What is interesting now, however, is this biggest-of-all elite dominant social theme is maintained and perpetuated. It is a fear-based promotion, that only the top minds can properly guide us. But it is one – even in this Internet era – that the elites are determined to insist upon.

It's obvious by now. This is part of the article's formula (excerpted above) that the shadow play is distinctly less convincing these days even though it is presented (in its threadbare state) much as it used to be when it was a good deal more grand. Here's something else from the article:

We got a mea culpa of sorts. But mainly we got self-justification from a leader of an organisation that was as culpable as any for the regulatory and policy failings that led to the crash but which has miraculously found itself about to acquire unprecedented regulatory powers over banking, financial services generally and the economy more broadly. This without any independent investigation and report into what went wrong within the Bank of England previously.

And things did go wrong. Sir Mervyn on Wednesday night chose to belittle what power and influence the Bank had to stop the credit boom (even going as far as to say there was no boom that led to the bust). However, as he was forced to admit, the Bank could have played a significant role in averting disaster if it had used its influence and powers of intervention. But it failed to do so.

He claims the Bank identified the problems yet it did not shout loud enough or try hard enough to persuade fellow regulators, politicians and the markets that excessive risks were building up. It failed in the service it owed to the community.

Sir Mervyn is also wrong to imply the Bank had no policy tools to intervene effectively. There was a boom before the bust – a credit boom, as we all know. It could have been curbed with higher interest rates. The risk of slowing growth, or even a mild recession, would have been preferable to the disaster that befell us.

Raising rates would have sent a very obvious signal and would have removed the punch bowl from an already rowdy party. Sir Mervyn is keen on the punch bowl cliche to describe how the Bank will act in future, but he's failed here before.

This is beyond banal now, to use the "punch bowl" analogy once more. That was a somewhat fresh metaphor 50 years ago, but now with tens of millions out of work, angry, hungry, despairing, the trite mouthing of these premasticated memes is truly obscene.

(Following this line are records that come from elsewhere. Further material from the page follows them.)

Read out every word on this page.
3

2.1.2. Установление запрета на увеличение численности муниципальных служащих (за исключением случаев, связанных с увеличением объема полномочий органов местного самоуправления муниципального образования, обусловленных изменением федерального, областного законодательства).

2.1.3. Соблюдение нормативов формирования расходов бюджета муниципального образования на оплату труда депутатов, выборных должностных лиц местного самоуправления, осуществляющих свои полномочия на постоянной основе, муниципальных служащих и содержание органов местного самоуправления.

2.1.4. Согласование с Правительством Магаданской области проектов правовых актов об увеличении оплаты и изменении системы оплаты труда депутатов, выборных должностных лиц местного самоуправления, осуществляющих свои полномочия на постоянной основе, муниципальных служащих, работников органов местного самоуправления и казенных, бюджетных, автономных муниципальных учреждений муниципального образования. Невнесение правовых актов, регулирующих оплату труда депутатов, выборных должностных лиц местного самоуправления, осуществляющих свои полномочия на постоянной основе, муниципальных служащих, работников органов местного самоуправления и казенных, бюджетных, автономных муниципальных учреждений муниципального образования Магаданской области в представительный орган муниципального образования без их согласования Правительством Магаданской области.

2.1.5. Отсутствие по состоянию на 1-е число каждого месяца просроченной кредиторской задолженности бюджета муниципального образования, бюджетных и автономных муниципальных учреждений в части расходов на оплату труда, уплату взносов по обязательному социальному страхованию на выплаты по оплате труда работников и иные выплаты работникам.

More than obscene, it is contemptuous. We've written over and over that at some point what was hidden becomes clear, what was mysterious becomes obvious. Monopoly fiat central banking is obvious now. It stands revealed – in its pathetic nakedness – as the con that it is.

King and the others can dress up in fine gowns and mouth clichés but this will not do much, in our view, to ameliorate the bottom-line lack of confidence about the system itself. Even those of the greater masses who do not clearly understand the elite's full financial idiocy are well aware by now that something has gone wrong.

The elites behind the rolling disaster of modern Western economies are faced with a delicate balancing act. They wish to move toward global governance while dragging along the current monopoly money facility.

After Thoughts

The question occurs to us again and again: How will this trick be managed in the Internet era where so many are watching and fewer are fooled?